Enhancing Robustness of Viewpoint Changes in 3D Skeleton-Based Human Action Recognition

Abstract

Previous research on 3D skeleton-based human action recognition has frequently relied on a sequence-wise viewpoint normalization process, which adjusts the view directions of all segmented action sequences. This type of approach typically demonstrates robustness against variations in viewpoint found in short-term videos, a characteristic commonly encountered in public datasets. However, our preliminary investigation of complex action sequences, such as discussions or smoking, reveals its limitations in capturing the intricacies of such actions. To address these view-dependency issues, we propose a straightforward, yet effective, sequence-wise augmentation technique. This strategy enhances the robustness of action recognition models, particularly against changes in viewing direction that mainly occur within the horizontal plane (azimuth) by rotating human key points around either the z-axis or the spine vector, effectively creating variations in viewing directions.

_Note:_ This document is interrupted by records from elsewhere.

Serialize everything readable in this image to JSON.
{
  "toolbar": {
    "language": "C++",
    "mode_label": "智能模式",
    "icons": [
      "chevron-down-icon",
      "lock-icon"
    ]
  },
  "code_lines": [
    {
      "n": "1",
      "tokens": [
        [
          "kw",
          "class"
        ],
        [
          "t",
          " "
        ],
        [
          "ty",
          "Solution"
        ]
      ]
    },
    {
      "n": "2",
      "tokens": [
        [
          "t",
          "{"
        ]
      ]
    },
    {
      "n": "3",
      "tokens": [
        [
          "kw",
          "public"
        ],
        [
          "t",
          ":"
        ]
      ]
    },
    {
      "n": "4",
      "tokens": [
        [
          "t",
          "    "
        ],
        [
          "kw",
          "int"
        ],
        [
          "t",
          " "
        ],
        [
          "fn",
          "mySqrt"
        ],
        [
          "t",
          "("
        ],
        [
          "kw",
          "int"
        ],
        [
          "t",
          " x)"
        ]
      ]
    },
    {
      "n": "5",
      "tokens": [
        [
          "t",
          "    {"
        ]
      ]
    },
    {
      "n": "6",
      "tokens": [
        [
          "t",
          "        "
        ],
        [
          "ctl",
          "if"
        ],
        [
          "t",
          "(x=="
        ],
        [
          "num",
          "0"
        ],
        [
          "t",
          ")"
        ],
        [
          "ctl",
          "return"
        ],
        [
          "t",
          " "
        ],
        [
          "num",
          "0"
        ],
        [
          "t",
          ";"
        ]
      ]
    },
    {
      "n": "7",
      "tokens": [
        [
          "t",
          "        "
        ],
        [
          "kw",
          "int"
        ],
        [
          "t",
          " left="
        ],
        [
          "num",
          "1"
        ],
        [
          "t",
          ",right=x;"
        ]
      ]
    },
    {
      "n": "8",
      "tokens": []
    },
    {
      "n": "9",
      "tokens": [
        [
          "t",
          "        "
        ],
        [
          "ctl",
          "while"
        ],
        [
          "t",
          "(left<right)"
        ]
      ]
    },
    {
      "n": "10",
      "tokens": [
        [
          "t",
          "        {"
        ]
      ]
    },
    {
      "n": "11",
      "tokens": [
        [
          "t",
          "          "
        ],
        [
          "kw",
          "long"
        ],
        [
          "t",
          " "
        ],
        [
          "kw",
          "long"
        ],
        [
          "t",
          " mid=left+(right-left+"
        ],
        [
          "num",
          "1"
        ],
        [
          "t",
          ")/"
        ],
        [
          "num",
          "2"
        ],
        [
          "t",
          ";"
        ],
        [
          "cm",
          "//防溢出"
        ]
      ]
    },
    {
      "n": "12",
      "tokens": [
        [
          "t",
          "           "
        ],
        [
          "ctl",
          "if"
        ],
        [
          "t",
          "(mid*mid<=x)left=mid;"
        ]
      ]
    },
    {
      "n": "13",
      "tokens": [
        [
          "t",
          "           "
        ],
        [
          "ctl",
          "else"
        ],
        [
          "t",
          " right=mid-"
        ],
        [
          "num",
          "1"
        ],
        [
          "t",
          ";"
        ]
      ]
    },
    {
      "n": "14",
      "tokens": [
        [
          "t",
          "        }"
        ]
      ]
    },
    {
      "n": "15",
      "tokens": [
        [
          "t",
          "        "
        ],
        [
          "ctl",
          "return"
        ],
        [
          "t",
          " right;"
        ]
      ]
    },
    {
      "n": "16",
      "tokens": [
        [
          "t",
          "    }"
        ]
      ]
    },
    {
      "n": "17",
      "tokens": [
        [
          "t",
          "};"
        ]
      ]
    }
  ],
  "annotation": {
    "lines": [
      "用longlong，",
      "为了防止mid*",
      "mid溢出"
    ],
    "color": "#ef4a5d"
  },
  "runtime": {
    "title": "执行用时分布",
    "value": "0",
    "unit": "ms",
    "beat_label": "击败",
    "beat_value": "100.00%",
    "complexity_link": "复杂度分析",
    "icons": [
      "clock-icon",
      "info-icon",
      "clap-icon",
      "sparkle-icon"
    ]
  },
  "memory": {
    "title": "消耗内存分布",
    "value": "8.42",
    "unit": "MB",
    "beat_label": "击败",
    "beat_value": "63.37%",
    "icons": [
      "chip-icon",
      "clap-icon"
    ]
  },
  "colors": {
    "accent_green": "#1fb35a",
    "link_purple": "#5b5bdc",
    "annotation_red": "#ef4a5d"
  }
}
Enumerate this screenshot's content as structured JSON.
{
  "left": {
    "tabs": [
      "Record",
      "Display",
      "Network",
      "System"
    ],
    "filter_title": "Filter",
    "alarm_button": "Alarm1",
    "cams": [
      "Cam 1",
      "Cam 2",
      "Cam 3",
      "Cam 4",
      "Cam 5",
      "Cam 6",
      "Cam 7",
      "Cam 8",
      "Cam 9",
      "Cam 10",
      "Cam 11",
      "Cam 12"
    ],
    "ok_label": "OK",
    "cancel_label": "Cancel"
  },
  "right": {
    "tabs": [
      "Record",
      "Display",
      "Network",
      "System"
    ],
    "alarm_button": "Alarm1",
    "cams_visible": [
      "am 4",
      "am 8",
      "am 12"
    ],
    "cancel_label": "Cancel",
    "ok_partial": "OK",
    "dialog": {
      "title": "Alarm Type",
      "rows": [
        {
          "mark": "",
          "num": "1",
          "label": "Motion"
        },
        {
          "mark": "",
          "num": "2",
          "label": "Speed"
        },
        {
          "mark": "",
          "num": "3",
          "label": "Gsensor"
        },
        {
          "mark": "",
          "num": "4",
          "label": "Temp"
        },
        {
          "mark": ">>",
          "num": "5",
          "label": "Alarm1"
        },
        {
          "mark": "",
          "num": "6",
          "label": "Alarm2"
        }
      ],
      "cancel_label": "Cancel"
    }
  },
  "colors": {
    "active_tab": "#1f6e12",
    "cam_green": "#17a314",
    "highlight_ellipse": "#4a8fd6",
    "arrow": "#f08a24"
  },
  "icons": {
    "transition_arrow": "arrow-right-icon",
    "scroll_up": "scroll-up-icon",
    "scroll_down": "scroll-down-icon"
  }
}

We scrutinize the robustness of this approach against real-world viewpoint variations through extensive empirical studies on multiple public datasets, including an additional set of custom action sequences. Despite the simplicity of our approach, our experimental results consistently yield improved action recognition accuracies. Compared to the sequence-wise viewpoint normalization method used with advanced deep learning models like Conv1D, LSTM, and Transformer, our approach showed a relative increase in accuracy of 34.42% for the z-axis and 10.86% for the spine vector.